The Schanbachers lived in a two-story brick house on West Ely, near where Surrey Hills road now intersects. They had a shop at the Wedge on Market Street, “and Mom and them would take hogs there to butcher. They made the best bologna you ever ate.”

The Hart family also did business with Bueler’s Meat Market, in the building at the southwest corner of North Main and Center streets. In later years, when Sue was inside the building, she saw her family’s phone number – 5005F5 – written on the wall. “Old ring down phones.”

Another West Ely Road family, the Hybergers, operated a grocery store at the southwest corner of Third and Center streets, where KHMO is now located.

A Mr. Burgher lived on out West Ely Road, on the northern portion now divided by U.S. 36. “He raised strawberries and peonies,” Sue remembers. Prior to Memorial Day, he would cut the peonies and sell them from washtubs at the corner on Third Street, in front of what used to be Long Bell Lumber Company.
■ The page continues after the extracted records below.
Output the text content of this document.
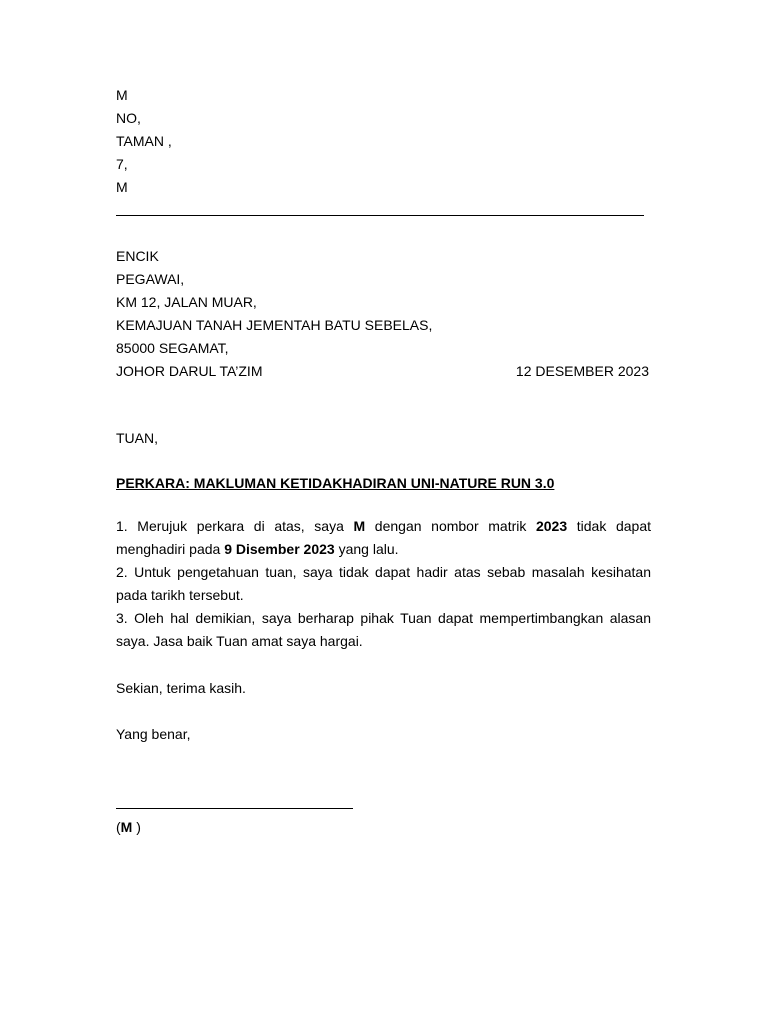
M
NO,
TAMAN ,
7,
M
ENCIK
PEGAWAI,
KM 12, JALAN MUAR,
KEMAJUAN TANAH JEMENTAH BATU SEBELAS,
85000 SEGAMAT,
JOHOR DARUL TA’ZIM	12 DESEMBER 2023
TUAN,
PERKARA: MAKLUMAN KETIDAKHADIRAN UNI-NATURE RUN 3.0
1. Merujuk perkara di atas, saya M dengan nombor matrik 2023 tidak dapat menghadiri pada 9 Disember 2023 yang lalu.
2. Untuk pengetahuan tuan, saya tidak dapat hadir atas sebab masalah kesihatan pada tarikh tersebut.
3. Oleh hal demikian, saya berharap pihak Tuan dapat mempertimbangkan alasan saya. Jasa baik Tuan amat saya hargai.
Sekian, terima kasih.
Yang benar,
(M )
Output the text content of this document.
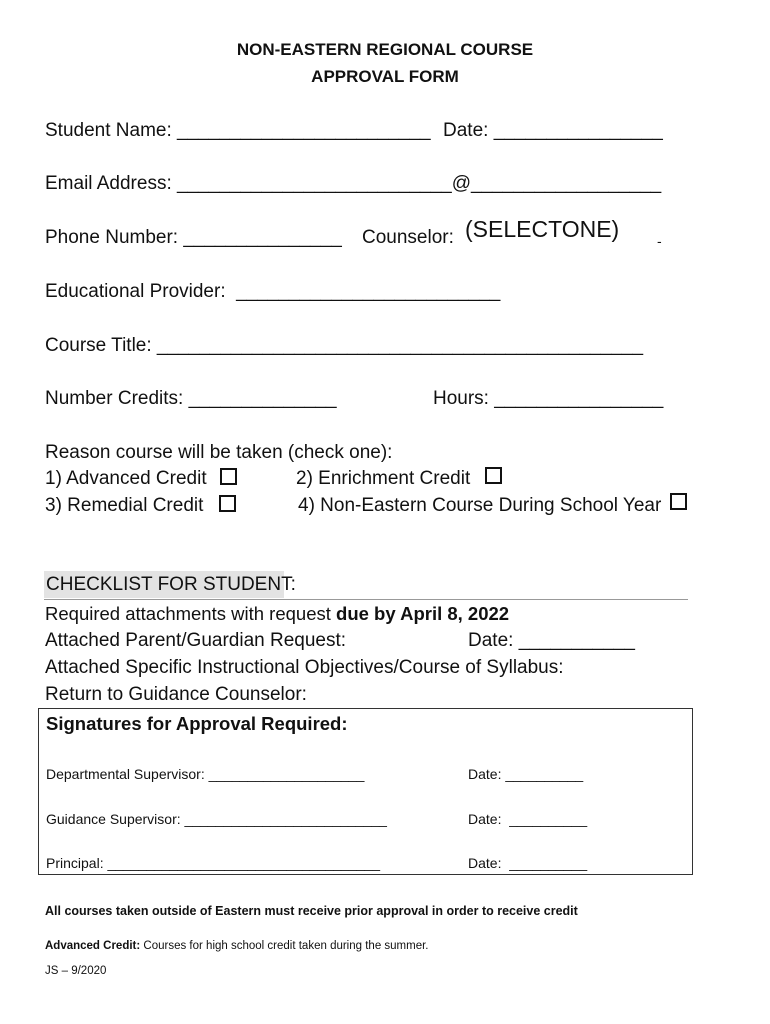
NON-EASTERN REGIONAL COURSE
APPROVAL FORM
Student Name: ________________________ Date: ________________
Email Address: __________________________@__________________
Phone Number: _______________ Counselor: (SELECTONE)	-
Educational Provider:  _________________________
Course Title: ______________________________________________
Number Credits: ______________	Hours: ________________
Reason course will be taken (check one):
1) Advanced Credit	2) Enrichment Credit
3) Remedial Credit	4) Non-Eastern Course During School Year
CHECKLIST FOR STUDENT:
Required attachments with request due by April 8, 2022
Attached Parent/Guardian Request:	Date: ___________
Attached Specific Instructional Objectives/Course of Syllabus:
Return to Guidance Counselor:
Signatures for Approval Required:
Departmental Supervisor: ____________________	Date: __________
Guidance Supervisor: __________________________	Date:  __________
Principal: ___________________________________	Date:  __________
All courses taken outside of Eastern must receive prior approval in order to receive credit
Advanced Credit: Courses for high school credit taken during the summer.
JS – 9/2020
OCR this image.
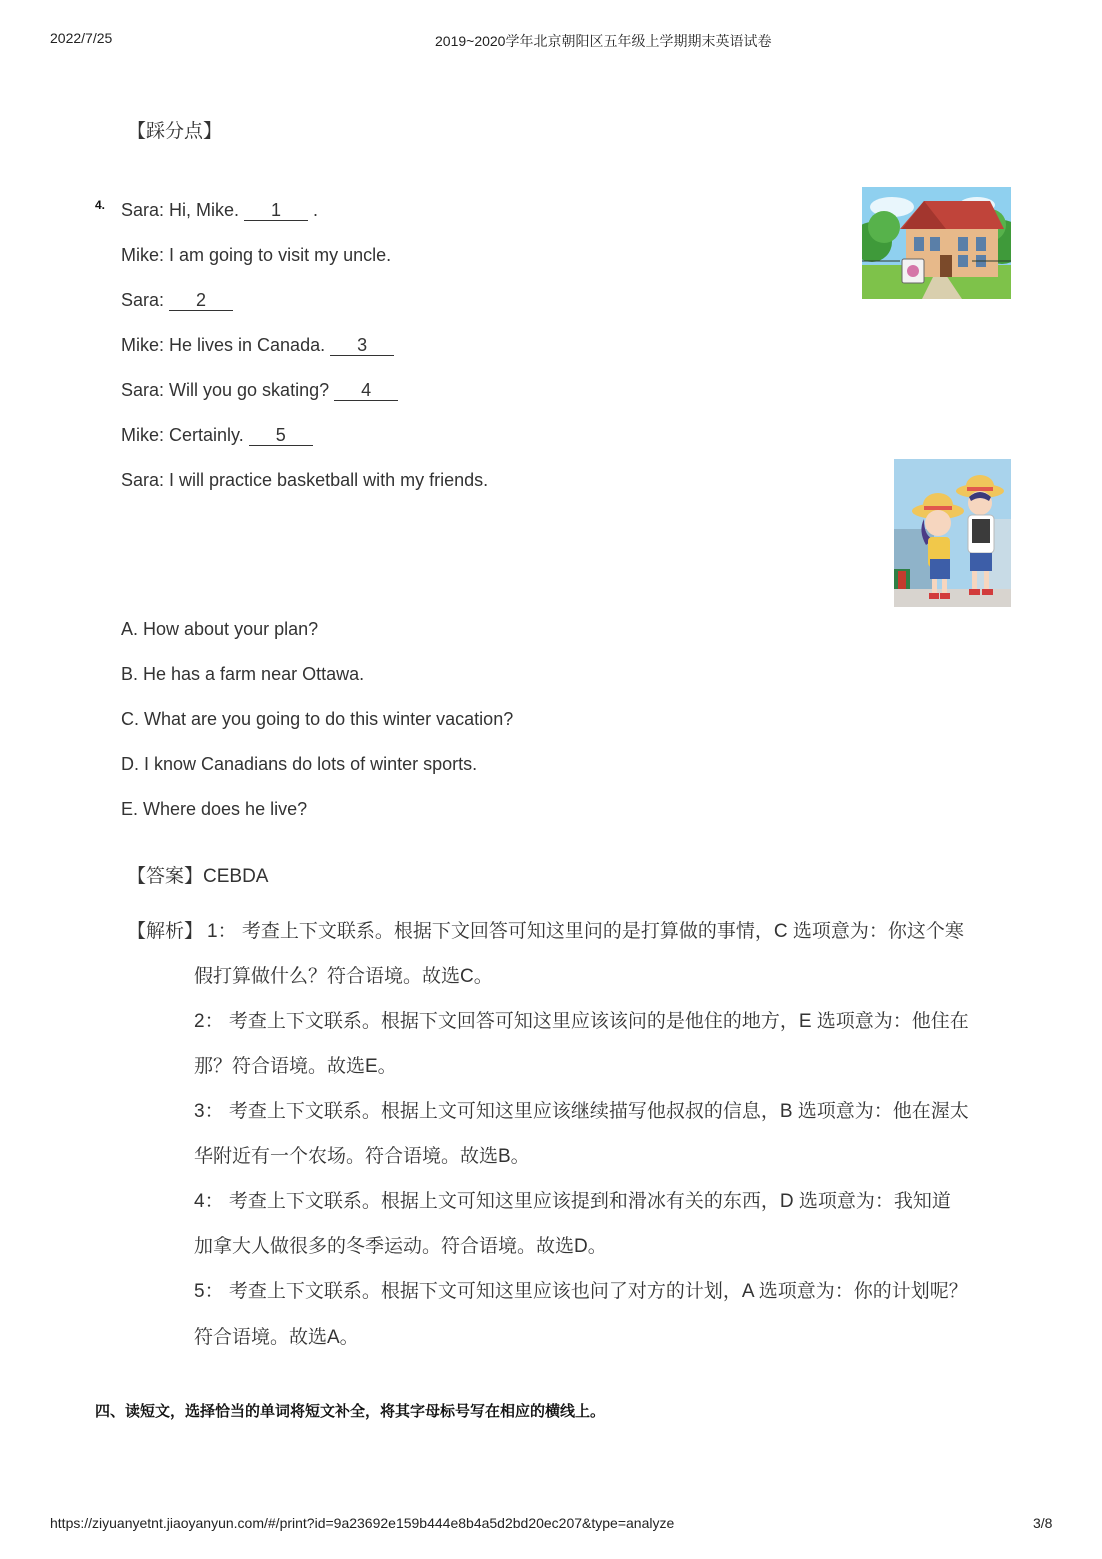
2022/7/25	2019~2020学年北京朝阳区五年级上学期期末英语试卷
【踩分点】
4. Sara: Hi, Mike. 1 .
Mike: I am going to visit my uncle.
Sara: 2
Mike: He lives in Canada. 3
Sara: Will you go skating? 4
Mike: Certainly. 5
Sara: I will practice basketball with my friends.
A. How about your plan?
B. He has a farm near Ottawa.
C. What are you going to do this winter vacation?
D. I know Canadians do lots of winter sports.
E. Where does he live?
【答案】CEBDA
【解析】 1： 考查上下文联系。根据下文回答可知这里问的是打算做的事情，C 选项意为：你这个寒
假打算做什么？符合语境。故选C。
2： 考查上下文联系。根据下文回答可知这里应该该问的是他住的地方，E 选项意为：他住在
那？符合语境。故选E。
3： 考查上下文联系。根据上文可知这里应该继续描写他叔叔的信息，B 选项意为：他在渥太
华附近有一个农场。符合语境。故选B。
4： 考查上下文联系。根据上文可知这里应该提到和滑冰有关的东西，D 选项意为：我知道
加拿大人做很多的冬季运动。符合语境。故选D。
5： 考查上下文联系。根据下文可知这里应该也问了对方的计划，A 选项意为：你的计划呢？
符合语境。故选A。
四、读短文，选择恰当的单词将短文补全，将其字母标号写在相应的横线上。
https://ziyuanyetnt.jiaoyanyun.com/#/print?id=9a23692e159b444e8b4a5d2bd20ec207&type=analyze	3/8
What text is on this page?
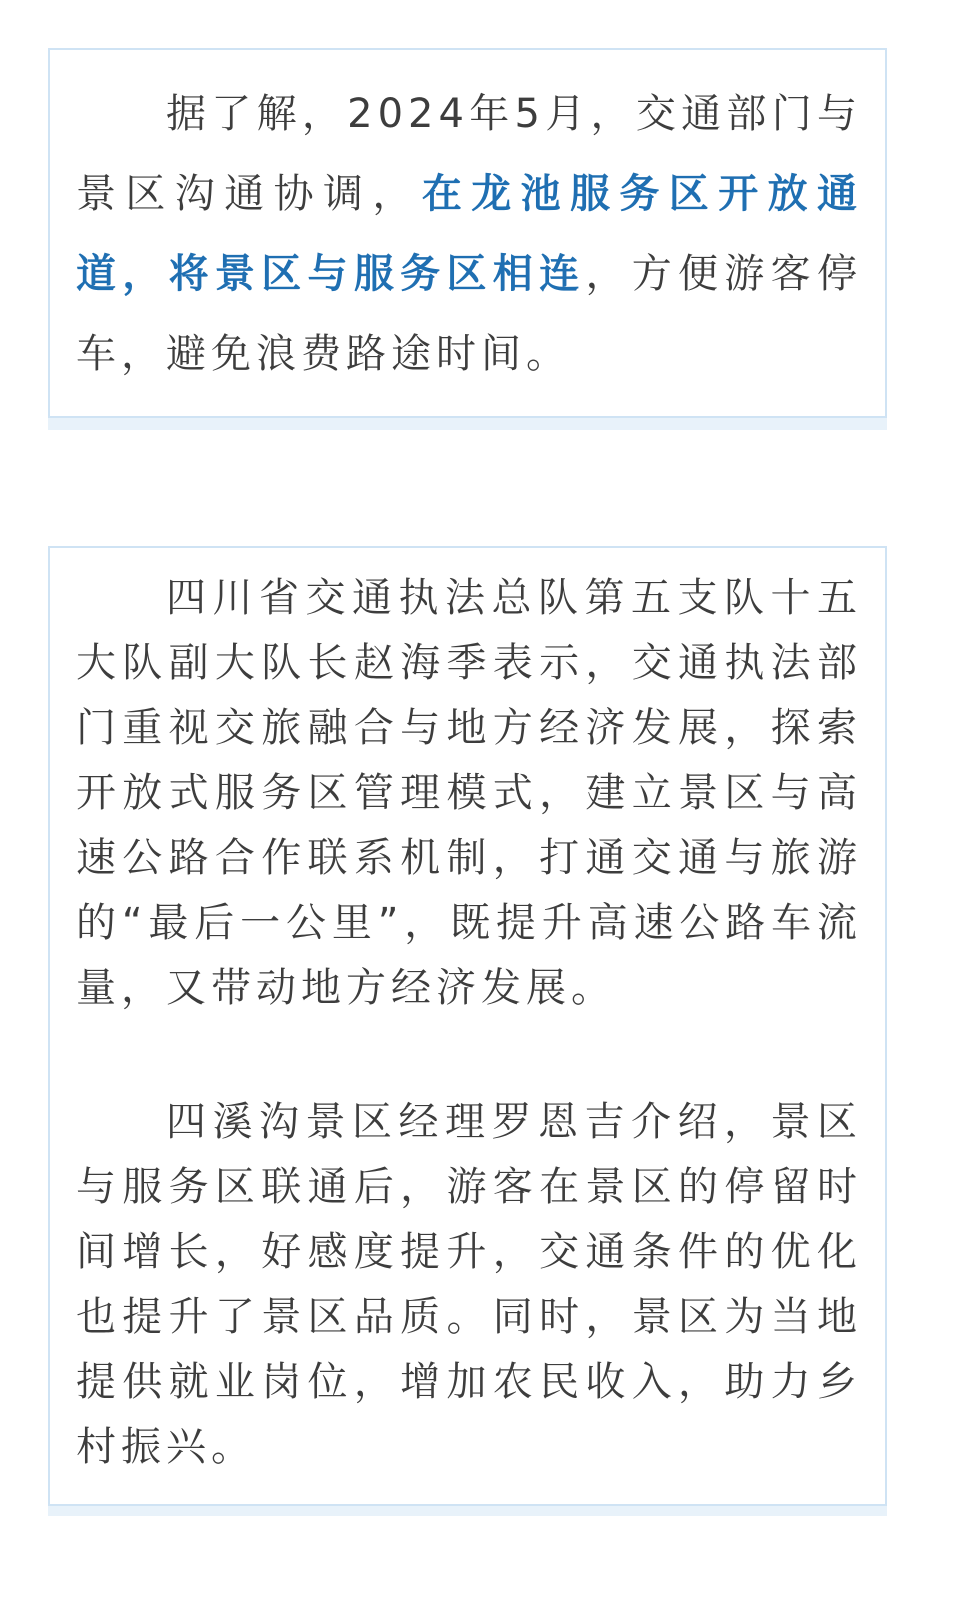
据了解，2024年5月，交通部门与景区沟通协调，在龙池服务区开放通道，将景区与服务区相连，方便游客停车，避免浪费路途时间。

四川省交通执法总队第五支队十五大队副大队长赵海季表示，交通执法部门重视交旅融合与地方经济发展，探索开放式服务区管理模式，建立景区与高速公路合作联系机制，打通交通与旅游的“最后一公里”，既提升高速公路车流量，又带动地方经济发展。

四溪沟景区经理罗恩吉介绍，景区与服务区联通后，游客在景区的停留时间增长，好感度提升，交通条件的优化也提升了景区品质。同时，景区为当地提供就业岗位，增加农民收入，助力乡村振兴。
Sue also remembers the Walkers, who lived in a house on the south side of West Ely Road, just to the west of Minnow Creek. School teachers from Turner school sometimes boarded at this house.

Sledding

Sue remembers grand sled riding as a child, starting where the Assembly of God Church is now located at Munger Lane, and coasting all the way down West Ely Road hill to McMaster’s Avenue. “They didn’t scrape the roads like they do now,” she said. While it was fun going down the hill, getting back up was a chore.

“Maryanna Foster (who married Ike Lewis) lived in the second house from Head Lane, and it was an awful walk to the top of the hill. She would hook her sled to her dog – a black lab – and let him pull the sled up the hill, while the rest of us had to pull our own.”